Fatigue is epidemic because so many of us are knackered from working too hard. We don't listen to our bodies, expecting them to do our bidding. Dr Jim Keely and his colleague are in practice in Malahide, Co Dublin, and have recently decided to end their weekday surgery at 6 p.m., rather than 8 p.m., because they have been spending too much time in the office and not enough time with their families.

That's the kind of decision more of us are going to have to make if we want to stop feeling tired all the time, Dr Keely believes. Tiredness, he explains, is a genuine problem for a lot of people: "Somebody will say to you, "I'm feeling tired, I can hardly cope, I can't get up in the morning to go to work". Then you find out that this person is at work all the hours God sends, getting up at 6 a.m., getting home at 9 p.m. with 10 small deadlines every day and one big deadline every week. There are others in more ordinary jobs, who are working very hard by doing a lot of overtime."

These people are tired because they are overworked, not resting enough and not getting a good night's sleep, yet rather than face the obvious they feel that there must be something medically wrong with them. They tend to resist the advice that the only solution to their fatigue is a major life restructuring with more sleep and the occasional lie-in. Those who persist on the treadmill lifestyle end up with chronic sleeplessness, which in turn leads to anxiety, heart palpitations and panic attacks, followed by depression, one symptom of which is a lack of insight. 'They blame everybody else and will tell you the kids are too much, that the spouse is nagging. It's a slippery slope and goes on and on, until people learn to stand back from their situation,' says Dr Keely.
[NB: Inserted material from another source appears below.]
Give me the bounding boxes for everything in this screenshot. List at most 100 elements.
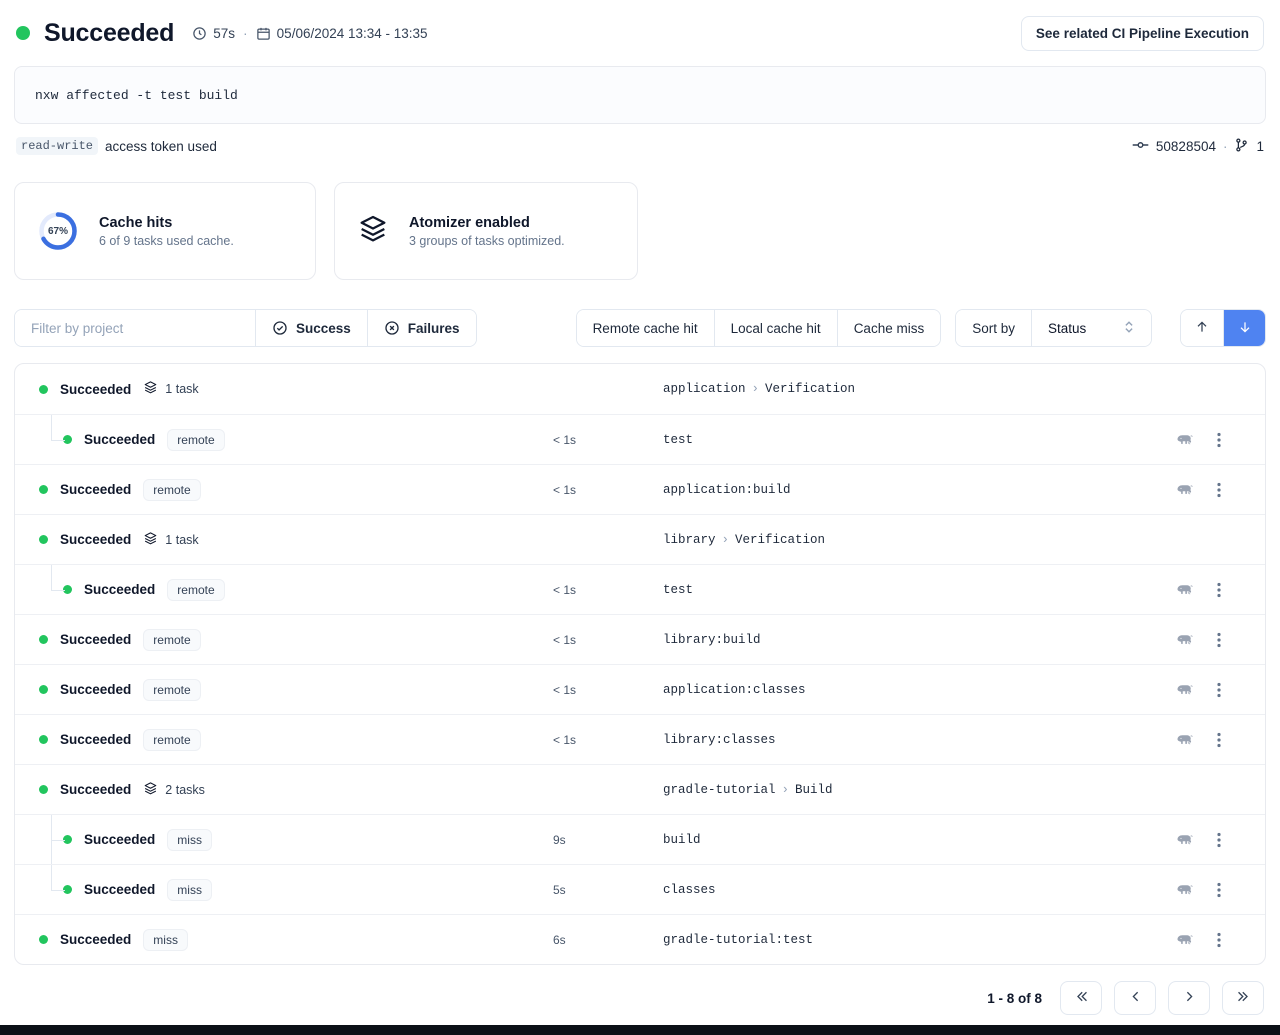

ME, where the individual is physically incapable of getting out of bed and going to work because they have no energy, is a different kind of tiredness which is best left without an official label, Dr Keely believes. "We try not to label people because that stigmatises them, and then they meet somebody else with the same problem and hear all the bad things about the syndrome and the worst-case scenarios and that depresses them even more," says Dr Keely. To discourage his patients from becoming professional ME sufferers, Dr Keely encourages them to learn to be 'a little bit more positive'. A person with one or two bad days a week, may actually have more good days than bad, yet may have a negative attitude that makes them focus on bad days, he observes. "The most important thing is seeing what the problem is, accepting that they do have a fatigue syndrome and understanding that for most it is not lifelong and that they will at some stage feel better. If you can help patients from a psychological point of view to feel better, they will get better," he says.